(Vienne) L’OPEP+ a décidé mercredi d’une coupe drastique des quotas de production de pétrole pour soutenir les prix, s’attirant aussitôt les foudres de la Maison-Blanche qui a accusé le cartel de « s’aligner » avec Moscou.

Joe Biden s’est dit « déçu de cette décision à courte vue », annonçant une consultation prochaine du Congrès « sur les outils et mécanismes supplémentaires permettant de réduire le contrôle » du groupe de producteurs sur le marché de l’énergie.

Le président américain s’échine depuis des mois à tenter d’endiguer l’envolée des prix qui érode le pouvoir d’achat des ménages, allant même jusqu’à se rendre à Riyad en juillet lors d’une visite très controversée.

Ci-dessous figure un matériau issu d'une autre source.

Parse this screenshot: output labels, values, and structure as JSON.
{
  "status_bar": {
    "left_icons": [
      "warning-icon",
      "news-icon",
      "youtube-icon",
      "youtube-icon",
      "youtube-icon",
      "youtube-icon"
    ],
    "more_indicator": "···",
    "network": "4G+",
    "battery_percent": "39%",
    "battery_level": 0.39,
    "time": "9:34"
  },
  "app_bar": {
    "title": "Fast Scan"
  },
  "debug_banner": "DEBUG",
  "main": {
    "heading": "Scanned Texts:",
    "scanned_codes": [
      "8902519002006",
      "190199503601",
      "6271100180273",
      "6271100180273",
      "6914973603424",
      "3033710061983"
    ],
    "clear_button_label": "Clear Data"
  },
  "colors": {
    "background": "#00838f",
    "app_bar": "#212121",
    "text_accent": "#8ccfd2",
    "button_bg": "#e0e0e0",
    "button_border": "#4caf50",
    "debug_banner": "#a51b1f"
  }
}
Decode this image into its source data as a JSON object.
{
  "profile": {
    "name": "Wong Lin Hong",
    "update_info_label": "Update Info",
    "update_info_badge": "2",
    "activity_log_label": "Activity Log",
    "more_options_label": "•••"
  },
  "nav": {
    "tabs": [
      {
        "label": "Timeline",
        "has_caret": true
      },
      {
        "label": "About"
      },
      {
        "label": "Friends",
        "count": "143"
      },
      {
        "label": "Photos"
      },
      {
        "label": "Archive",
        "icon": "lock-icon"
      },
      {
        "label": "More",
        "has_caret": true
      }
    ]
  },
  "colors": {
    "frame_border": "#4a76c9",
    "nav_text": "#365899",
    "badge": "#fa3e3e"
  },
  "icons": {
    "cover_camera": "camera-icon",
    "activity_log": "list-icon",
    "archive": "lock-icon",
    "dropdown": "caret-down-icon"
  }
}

À bord de l’avion Air Force One, la porte-parole de la Maison-Blanche Karine Jean-Pierre a enfoncé le clou. « Il est clair qu’avec sa décision », l’alliance « s’aligne avec la Russie », a-t-elle déclaré. C’est « une erreur ».

De retour à Vienne pour la première fois depuis mars 2020, les treize membres de l’Organisation des pays exportateurs de pétrole (OPEP) menés par l’Arabie saoudite et leurs dix partenaires conduits par la Russie ont voulu marquer le coup, après de longs mois en visioconférence du fait des restrictions anti-COVID-19.

À l’issue d’une brève rencontre, ils ont convenu d’une baisse de « deux millions de barils par jour » pour le mois de novembre, selon un communiqué de l’alliance.

« Proactif »

Cette réduction, la plus importante depuis le début de la pandémie, va probablement doper les cours « au moment où les consommateurs poussaient un soupir de soulagement », les prix à la pompe ayant fortement reculé depuis cet été, souligne Craig Erlam, d’Oanda.

Les deux références mondiales du brut ont perdu du terrain ces dernières semaines, bien loin des sommets enregistrés en mars au début de la guerre en Ukraine (près de 140 dollars).

Après l’annonce, les cours montaient d’environ 2 % vers 17 h 20 GMT, à 93,43 dollars le baril de Brent de la mer du Nord, et 87,86 dollars pour le baril de WTI, son équivalent américain.

Face aux critiques en conférence de presse sur l’impact pour les consommateurs, le ministre saoudien de l’Énergie Abdel Aziz ben Salmane a avancé « les incertitudes diverses » planant sur l’économie mondiale. À plusieurs reprises, il a insisté sur la nécessité d’être « proactif » pour « stabiliser le marché ».

Bruno Jean-Richard Itoua, ministre congolais des Hydrocarbures, a également défendu la volonté du groupe de producteurs de « lutter contre la volatilité », « alimentée par des spéculations ».

Aubaine pour Moscou

Cette décision arrange Moscou qui va pouvoir remplir ses caisses, alors qu’un embargo européen sur les importations de pétrole russe doit entrer en vigueur début décembre.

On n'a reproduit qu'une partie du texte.